After losing an ageism law suit to Long Island Jewish Health and Hospital System, a massive stroke that left my mother in a classic case of "locked-in-Syndrome, and my wife 's promising career as a physician with the Kaiser Organization compromised by a diagnosis of Non-Hodgkin's disease, I stopped looking for a full time job as a nurse and resumed what I have been doing for over twenty years, private tutoring, all through studies as PhD student in Critical Theory and English Literature at UCI. However, I continued my real passion,nursing, by tutoring students in the four sciences needed to get into nursing programs
, as well as standardized test prep and NCLEX prep, the much feared beast at the end of the nursing school
regime. I presently live in California, where I continue to tutor Anat & Phys, microbiology, NCLEX, etc, but everyday I ask myself why I am not renewing my RN registration. Can you tell me how I can re-register and pursue my dream of working as an RN?
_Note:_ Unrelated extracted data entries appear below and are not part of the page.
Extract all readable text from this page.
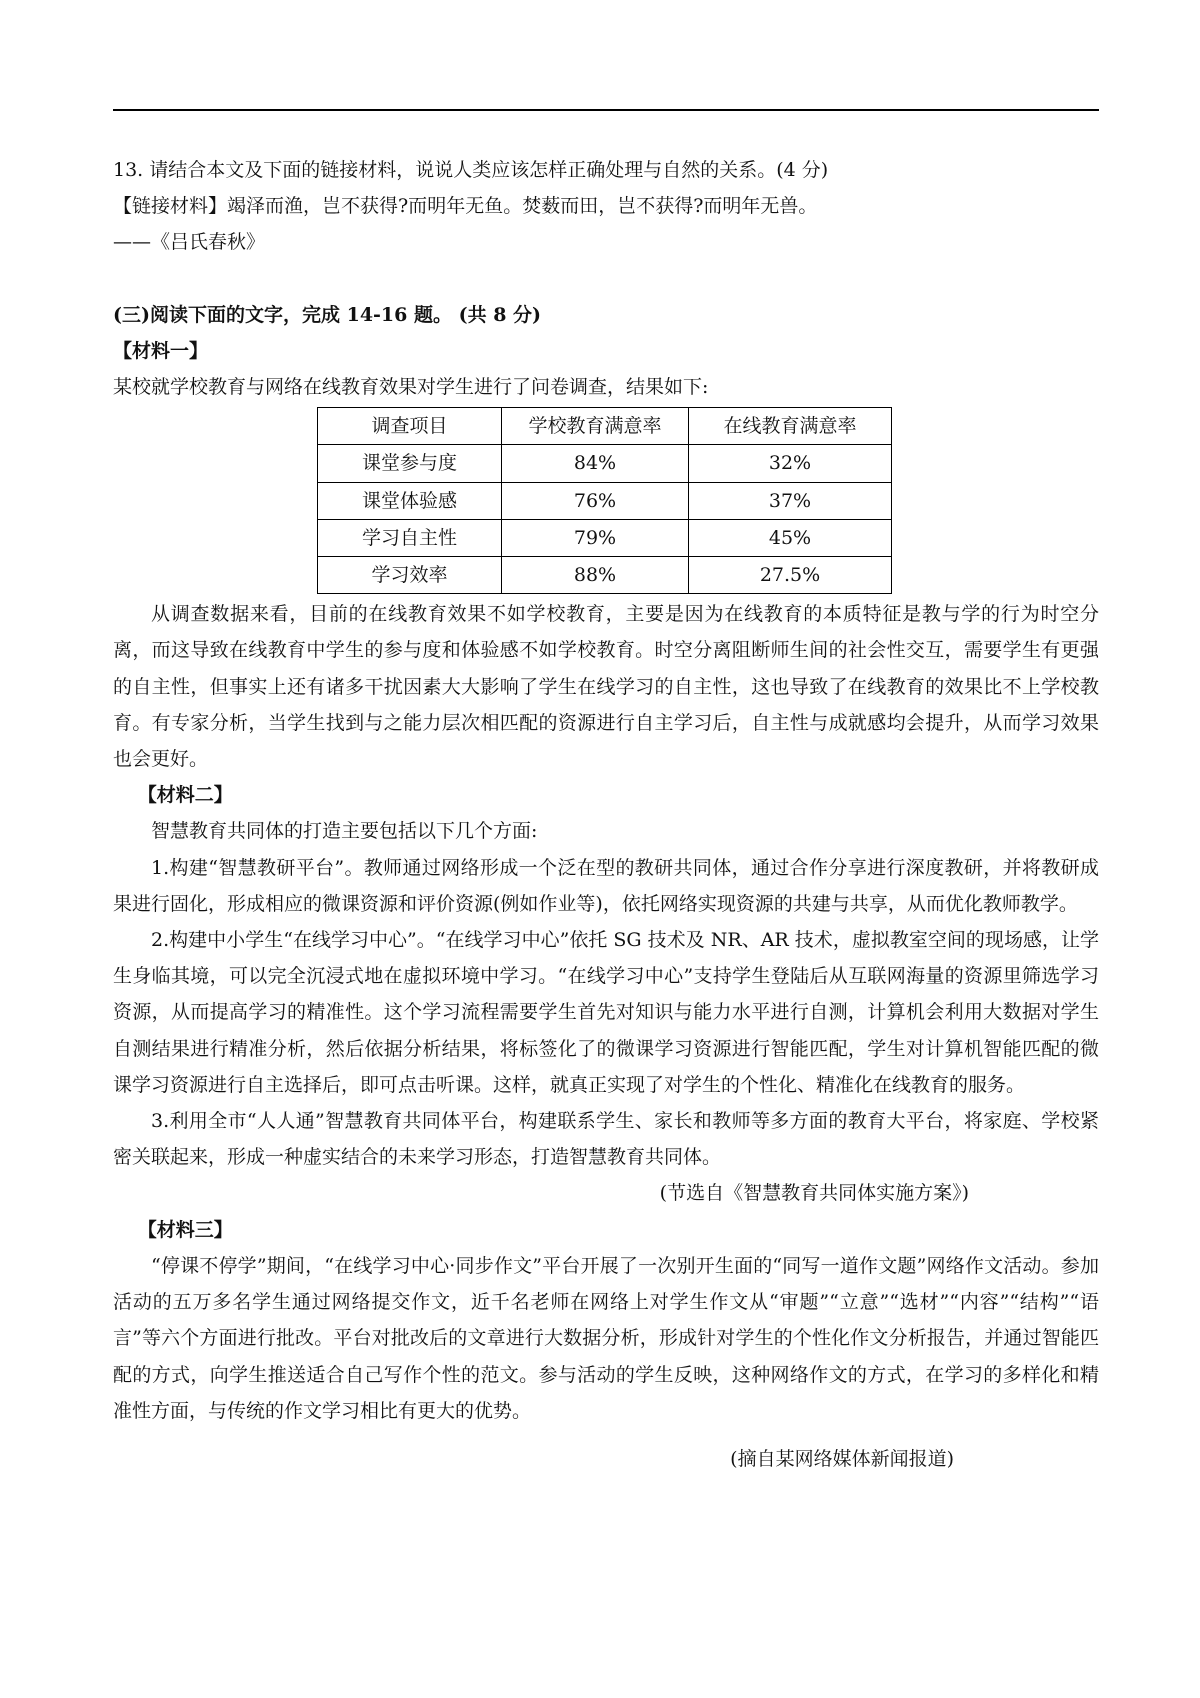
13. 请结合本文及下面的链接材料，说说人类应该怎样正确处理与自然的关系。(4 分)

【链接材料】竭泽而渔，岂不获得?而明年无鱼。焚薮而田，岂不获得?而明年无兽。

——《吕氏春秋》

(三)阅读下面的文字，完成 14-16 题。 (共 8 分)

【材料一】

某校就学校教育与网络在线教育效果对学生进行了问卷调查，结果如下:

调查项目	学校教育满意率	在线教育满意率
课堂参与度	84%	32%
课堂体验感	76%	37%
学习自主性	79%	45%
学习效率	88%	27.5%

从调查数据来看，目前的在线教育效果不如学校教育，主要是因为在线教育的本质特征是教与学的行为时空分离，而这导致在线教育中学生的参与度和体验感不如学校教育。时空分离阻断师生间的社会性交互，需要学生有更强的自主性，但事实上还有诸多干扰因素大大影响了学生在线学习的自主性，这也导致了在线教育的效果比不上学校教育。有专家分析，当学生找到与之能力层次相匹配的资源进行自主学习后，自主性与成就感均会提升，从而学习效果也会更好。

【材料二】

智慧教育共同体的打造主要包括以下几个方面:

1.构建“智慧教研平台”。教师通过网络形成一个泛在型的教研共同体，通过合作分享进行深度教研，并将教研成果进行固化，形成相应的微课资源和评价资源(例如作业等)，依托网络实现资源的共建与共享，从而优化教师教学。

2.构建中小学生“在线学习中心”。“在线学习中心”依托 SG 技术及 NR、AR 技术，虚拟教室空间的现场感，让学生身临其境，可以完全沉浸式地在虚拟环境中学习。“在线学习中心”支持学生登陆后从互联网海量的资源里筛选学习资源，从而提高学习的精准性。这个学习流程需要学生首先对知识与能力水平进行自测，计算机会利用大数据对学生自测结果进行精准分析，然后依据分析结果，将标签化了的微课学习资源进行智能匹配，学生对计算机智能匹配的微课学习资源进行自主选择后，即可点击听课。这样，就真正实现了对学生的个性化、精准化在线教育的服务。

3.利用全市“人人通”智慧教育共同体平台，构建联系学生、家长和教师等多方面的教育大平台，将家庭、学校紧密关联起来，形成一种虚实结合的未来学习形态，打造智慧教育共同体。

(节选自《智慧教育共同体实施方案》)

【材料三】

“停课不停学”期间，“在线学习中心·同步作文”平台开展了一次别开生面的“同写一道作文题”网络作文活动。参加活动的五万多名学生通过网络提交作文，近千名老师在网络上对学生作文从“审题”“立意”“选材”“内容”“结构”“语言”等六个方面进行批改。平台对批改后的文章进行大数据分析，形成针对学生的个性化作文分析报告，并通过智能匹配的方式，向学生推送适合自己写作个性的范文。参与活动的学生反映，这种网络作文的方式，在学习的多样化和精准性方面，与传统的作文学习相比有更大的优势。

(摘自某网络媒体新闻报道)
In the interest of brevity, I forgot to mention that after passing NCLEX I sat out the year looking for work and tutoring full time to pay the bills. I wanted to bridge into the BSN program at Stony Brook on savings rather than borrowed cash. The following year I followed my fellow graduates into the Stony Brook BSN program. I became friendly with a former professor who was a professor there, a clinical director of nurse PhD candidates, the hardest working person I have ever met and a mentor of sorts who encouraged me. As a lifelong distance runner I did not seem to notice that running a 10K three times a week, assuming management of the rooming house I lived in, and continuing to tutor was a rather unsound health regime. In short I was blind to bouts of sleep deprivation and the like. In my own defense I can offer only a weak but honest defense. Withal, I was never happier, never more physically fit, and never more confident that the nursing course I saw myself on was good--and I dare to say--a form of transcendence. Oddly, for an intelligent fellow It never occurred to me to put my RN status into inactive mode until I finished school and started working on the books. On the other hand, I am sure that anyone who has ever run a marathon knows that one does not take on that race to come in first or even to absolutely finish. Distance running lets a person in on an important insight--that pain is inevitable but suffering is optional. The open secret of a marathon is that loving one's powers of endurance and will is fraught with hubris and a fool's wealth of arrogance. However, it offers to this confirmed atheist a god otherwise absent. I run because I can. I still want to be an RN because I know I would be a good one.